Despite being a nurse and knowing the potential severity of these high risk pregnancy complications, I find some comfort in the approach our FMS team is taking to manage these risks. To manage the risk for common complications, we’ve implemented a weight lifting restriction to no more than 20 pounds and a long distance travel restriction after 24 weeks gestation. These guidelines can help us prevent pre-term labor and placenta-related complications. Plus, the travel restriction aids in ensuring that we are not stranded on a plane or in a remote location without access to medical care in the event of a complication. In addition to this, our OB and FMS team see us every 4 weeks or so throughout the first two trimesters and plan to increase the frequency of visits to every 1-2 weeks in the final trimester of the pregnancy. This allows for additional monitoring of myself and the babies to ensure our health, monitor for complications, and routinely evaluate for the potential need to deliver early.
In terms of my blood conditions, there are a couple of things we’re doing to lessen the risks to our girls during pregnancy. To address the anemia, I’m making sure to incorporate more iron rich meats and green leafy vegetables. I’ve also been taking iron supplements daily with a glass of orange juice (Vitamin C helps improve iron absorption!). Luckily, I’ve been able to improve my blood counts to only be considered “borderline anemic” at this point in time. In regard to the Factor V Leiden disorder, my FMS team has prescribed for me to self-administer daily low-dose Lovenox injections to help prevent blood clot formation. Once we near closer to birth, whether planned or spontaneous, there may be discussion of holding the Lovenox dose to prevent the reverse complications of hemorrhage during labor and delivery.
Regardless of what type of nurse you are, it’s always interesting to gain a little insight into a different aspect of the nursing field.
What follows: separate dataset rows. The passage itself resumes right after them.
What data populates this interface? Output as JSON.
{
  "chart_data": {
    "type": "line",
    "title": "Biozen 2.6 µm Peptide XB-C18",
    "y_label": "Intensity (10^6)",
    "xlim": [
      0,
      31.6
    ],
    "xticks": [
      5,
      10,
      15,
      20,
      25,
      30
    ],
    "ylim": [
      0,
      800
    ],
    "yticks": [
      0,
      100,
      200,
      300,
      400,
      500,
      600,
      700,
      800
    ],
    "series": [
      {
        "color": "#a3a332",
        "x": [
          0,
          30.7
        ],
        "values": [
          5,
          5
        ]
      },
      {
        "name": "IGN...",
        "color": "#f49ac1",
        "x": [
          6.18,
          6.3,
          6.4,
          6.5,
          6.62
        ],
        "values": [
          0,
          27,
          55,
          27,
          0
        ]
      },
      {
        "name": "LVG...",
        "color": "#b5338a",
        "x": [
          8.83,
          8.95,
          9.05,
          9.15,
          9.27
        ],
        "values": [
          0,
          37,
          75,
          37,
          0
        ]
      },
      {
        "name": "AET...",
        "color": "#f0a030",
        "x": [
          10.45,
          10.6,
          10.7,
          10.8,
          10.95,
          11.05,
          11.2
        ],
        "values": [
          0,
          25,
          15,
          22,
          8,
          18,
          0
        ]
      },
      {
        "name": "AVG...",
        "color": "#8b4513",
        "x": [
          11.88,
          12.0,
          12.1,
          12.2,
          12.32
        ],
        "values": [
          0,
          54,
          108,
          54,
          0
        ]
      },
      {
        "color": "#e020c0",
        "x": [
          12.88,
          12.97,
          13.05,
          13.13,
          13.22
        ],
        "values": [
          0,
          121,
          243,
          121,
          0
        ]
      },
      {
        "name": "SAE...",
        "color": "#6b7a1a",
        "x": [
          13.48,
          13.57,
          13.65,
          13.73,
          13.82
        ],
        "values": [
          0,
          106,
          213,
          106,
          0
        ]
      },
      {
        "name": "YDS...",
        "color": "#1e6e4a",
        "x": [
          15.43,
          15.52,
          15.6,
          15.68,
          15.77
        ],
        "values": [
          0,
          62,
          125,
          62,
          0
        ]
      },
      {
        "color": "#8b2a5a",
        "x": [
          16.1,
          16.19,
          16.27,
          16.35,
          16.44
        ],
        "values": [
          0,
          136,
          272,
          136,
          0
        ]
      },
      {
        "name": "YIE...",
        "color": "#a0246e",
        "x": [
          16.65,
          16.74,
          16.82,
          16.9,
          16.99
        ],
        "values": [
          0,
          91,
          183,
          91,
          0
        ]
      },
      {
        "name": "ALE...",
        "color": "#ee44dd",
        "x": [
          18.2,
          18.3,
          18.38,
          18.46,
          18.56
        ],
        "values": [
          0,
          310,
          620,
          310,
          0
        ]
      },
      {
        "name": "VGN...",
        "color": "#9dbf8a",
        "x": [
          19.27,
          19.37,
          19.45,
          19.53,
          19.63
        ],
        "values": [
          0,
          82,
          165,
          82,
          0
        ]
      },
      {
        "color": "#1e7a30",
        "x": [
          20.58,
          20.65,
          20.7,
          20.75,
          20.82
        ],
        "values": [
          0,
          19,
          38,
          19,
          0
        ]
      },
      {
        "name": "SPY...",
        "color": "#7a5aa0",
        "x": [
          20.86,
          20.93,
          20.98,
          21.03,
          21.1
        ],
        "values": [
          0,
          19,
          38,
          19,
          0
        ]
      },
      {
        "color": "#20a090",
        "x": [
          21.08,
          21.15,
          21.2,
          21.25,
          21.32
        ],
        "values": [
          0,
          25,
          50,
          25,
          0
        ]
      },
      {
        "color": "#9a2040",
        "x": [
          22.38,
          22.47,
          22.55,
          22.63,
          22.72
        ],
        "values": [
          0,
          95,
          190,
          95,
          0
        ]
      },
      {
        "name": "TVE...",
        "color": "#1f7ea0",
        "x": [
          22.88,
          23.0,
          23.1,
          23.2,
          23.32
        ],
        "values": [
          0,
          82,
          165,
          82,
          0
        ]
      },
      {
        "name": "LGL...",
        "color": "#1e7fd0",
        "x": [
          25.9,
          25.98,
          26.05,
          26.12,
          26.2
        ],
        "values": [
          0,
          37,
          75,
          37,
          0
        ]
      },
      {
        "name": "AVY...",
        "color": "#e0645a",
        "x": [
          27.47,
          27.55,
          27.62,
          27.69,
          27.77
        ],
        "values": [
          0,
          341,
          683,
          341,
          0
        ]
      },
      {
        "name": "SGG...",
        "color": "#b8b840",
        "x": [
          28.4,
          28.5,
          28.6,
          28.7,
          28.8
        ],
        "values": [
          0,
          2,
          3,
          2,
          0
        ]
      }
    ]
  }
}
I am an ICU nurse that deals exclusively with the adult population, so these risks and interventions are largely new to me in terms of pregnancy. I’m sharing my pregnancy journey with you to help you gain a little perspective too! This can also help you see just how complex a healthcare case can be, even if the patient appears “normal” and without blatant risk. I hope to be able to keep you all updated as the pregnancy progresses. I know it intrigues me, so I hope you learn something along the way with me.